|
An alternative theory: people care deeply about art, and the people who make it: artists, musicians, writers. This is a large part of what gives out society meaning, and even for people who don't think deeply about it, we intuitively understand that these artists (outside of a lucky few) get very little back compared to the effort and passion they put in, and the value they add to society. And suddenly, here come all these huge, horrible companies that literally steal all the artist's work, by pirating it (which we've all been gaslit into thinking is something illegal but it turns out like so much else, it's only illegal if you're poor), and these huge companies have suddenly automated all this artistic creation, this previously human endeavor of creating meaning and joy and sharing passion. This makes people deeply uncomfortable because we recognize how wrong it is for all of these billionaires and trillionares to be getting ever richer while eating the creative genius of humanity and giving as little as possible back. On top of that, they're spying on everything we do and feeding it to the ever hungry AI maw to automate every possible job away, and people (rightfully) think this will steal a lot of meaning from human society, converting it via LLMs into a dollar value, which, again, sits in the billionaire's pocket, not yours.

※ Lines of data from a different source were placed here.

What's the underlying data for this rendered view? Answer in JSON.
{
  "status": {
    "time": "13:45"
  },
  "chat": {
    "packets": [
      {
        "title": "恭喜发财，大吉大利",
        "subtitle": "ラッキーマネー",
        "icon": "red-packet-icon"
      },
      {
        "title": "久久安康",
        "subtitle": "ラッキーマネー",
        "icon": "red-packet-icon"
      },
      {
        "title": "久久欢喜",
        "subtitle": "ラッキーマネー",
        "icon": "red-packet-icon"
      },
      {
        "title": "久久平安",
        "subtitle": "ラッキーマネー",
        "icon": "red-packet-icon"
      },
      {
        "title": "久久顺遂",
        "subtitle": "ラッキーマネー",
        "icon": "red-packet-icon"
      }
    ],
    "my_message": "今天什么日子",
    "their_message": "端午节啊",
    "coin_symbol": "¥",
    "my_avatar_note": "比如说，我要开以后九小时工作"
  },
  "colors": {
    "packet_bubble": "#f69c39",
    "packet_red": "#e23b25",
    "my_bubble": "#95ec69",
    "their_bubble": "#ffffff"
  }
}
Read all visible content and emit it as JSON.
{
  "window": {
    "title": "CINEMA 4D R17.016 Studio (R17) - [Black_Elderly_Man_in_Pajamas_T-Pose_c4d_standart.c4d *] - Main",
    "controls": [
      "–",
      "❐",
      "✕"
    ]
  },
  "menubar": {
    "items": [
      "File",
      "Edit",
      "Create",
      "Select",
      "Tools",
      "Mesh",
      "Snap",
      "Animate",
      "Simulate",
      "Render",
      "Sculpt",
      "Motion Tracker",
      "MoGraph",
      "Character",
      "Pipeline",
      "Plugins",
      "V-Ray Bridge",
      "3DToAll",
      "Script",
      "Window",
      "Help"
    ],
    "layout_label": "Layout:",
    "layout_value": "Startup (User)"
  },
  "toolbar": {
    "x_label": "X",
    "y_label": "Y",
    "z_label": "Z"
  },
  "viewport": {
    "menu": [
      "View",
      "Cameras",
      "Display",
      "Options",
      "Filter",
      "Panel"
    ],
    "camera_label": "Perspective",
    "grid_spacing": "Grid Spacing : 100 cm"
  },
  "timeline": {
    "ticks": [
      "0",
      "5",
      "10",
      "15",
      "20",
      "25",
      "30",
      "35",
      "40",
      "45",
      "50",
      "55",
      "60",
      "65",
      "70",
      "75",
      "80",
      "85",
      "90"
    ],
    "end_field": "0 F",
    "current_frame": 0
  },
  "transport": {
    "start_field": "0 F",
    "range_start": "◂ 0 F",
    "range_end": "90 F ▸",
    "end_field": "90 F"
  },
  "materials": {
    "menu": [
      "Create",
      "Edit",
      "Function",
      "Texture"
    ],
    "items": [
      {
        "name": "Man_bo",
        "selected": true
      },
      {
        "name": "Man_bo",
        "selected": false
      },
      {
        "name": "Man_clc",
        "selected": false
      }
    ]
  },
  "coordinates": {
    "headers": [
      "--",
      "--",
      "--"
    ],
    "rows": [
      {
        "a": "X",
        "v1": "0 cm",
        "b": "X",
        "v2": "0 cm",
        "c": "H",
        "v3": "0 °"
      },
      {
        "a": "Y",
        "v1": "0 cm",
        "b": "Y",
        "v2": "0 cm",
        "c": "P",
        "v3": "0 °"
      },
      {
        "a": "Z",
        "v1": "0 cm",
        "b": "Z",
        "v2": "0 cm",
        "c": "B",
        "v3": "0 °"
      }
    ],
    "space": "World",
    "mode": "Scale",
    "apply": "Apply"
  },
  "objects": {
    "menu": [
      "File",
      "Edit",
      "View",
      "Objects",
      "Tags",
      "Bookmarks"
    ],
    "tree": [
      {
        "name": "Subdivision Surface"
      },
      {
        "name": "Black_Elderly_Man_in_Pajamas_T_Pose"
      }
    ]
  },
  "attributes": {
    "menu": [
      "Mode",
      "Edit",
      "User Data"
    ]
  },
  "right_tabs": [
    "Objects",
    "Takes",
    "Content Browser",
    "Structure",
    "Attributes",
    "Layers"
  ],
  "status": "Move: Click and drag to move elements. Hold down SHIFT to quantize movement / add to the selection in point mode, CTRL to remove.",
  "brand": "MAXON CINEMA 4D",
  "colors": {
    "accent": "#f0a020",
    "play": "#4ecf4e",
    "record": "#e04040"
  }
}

So yes, people are angry about this in a way they weren't angry about e.g. spreadsheets, or cheap international communication. Because it's genuinely different, and people recognize that. AI is out of the bottle, and we cannot put it back. But equally, we cannot live in a world where it creates trillionares, where everyone is made poorer and poorer while the things that give them meaning get automated away (whether that's art, science, philosophy, mathematics, coding, or anything else). The only way I can see forward is of this gets treated like a utility, with strict controls on AI companies - training on public data allowed but then the thing you create gets recognized as a public good, and you earn the money back by serving it via an API, but with strict limits on how much you can charge and no ability to arbitrarily lock people out. I don't see the US achieving this, unfortunately, and it'll probably be looked back on as one of the long list of things that lead to it's downfall. |
Is it unfair and does it suck that creatives aren't getting paid? Yes. But this is nothing new and I don't know how I feel that they deserve special compensation when people work their entire lives for pennies to support their families. It is though the artist is thought of as superior because "creativity" but other jobs are seen as lesser. I don't find the same uproar on HN when those jobs were shit and have been. It's when it touches us, the creatives, that we care. I don't feel that way.
If you want to put your heart into something, the output is what you created, artists have often not worried about compensation or recognition because often they don't get it. You have to do it because you want to, and nothing has changed from that perspective.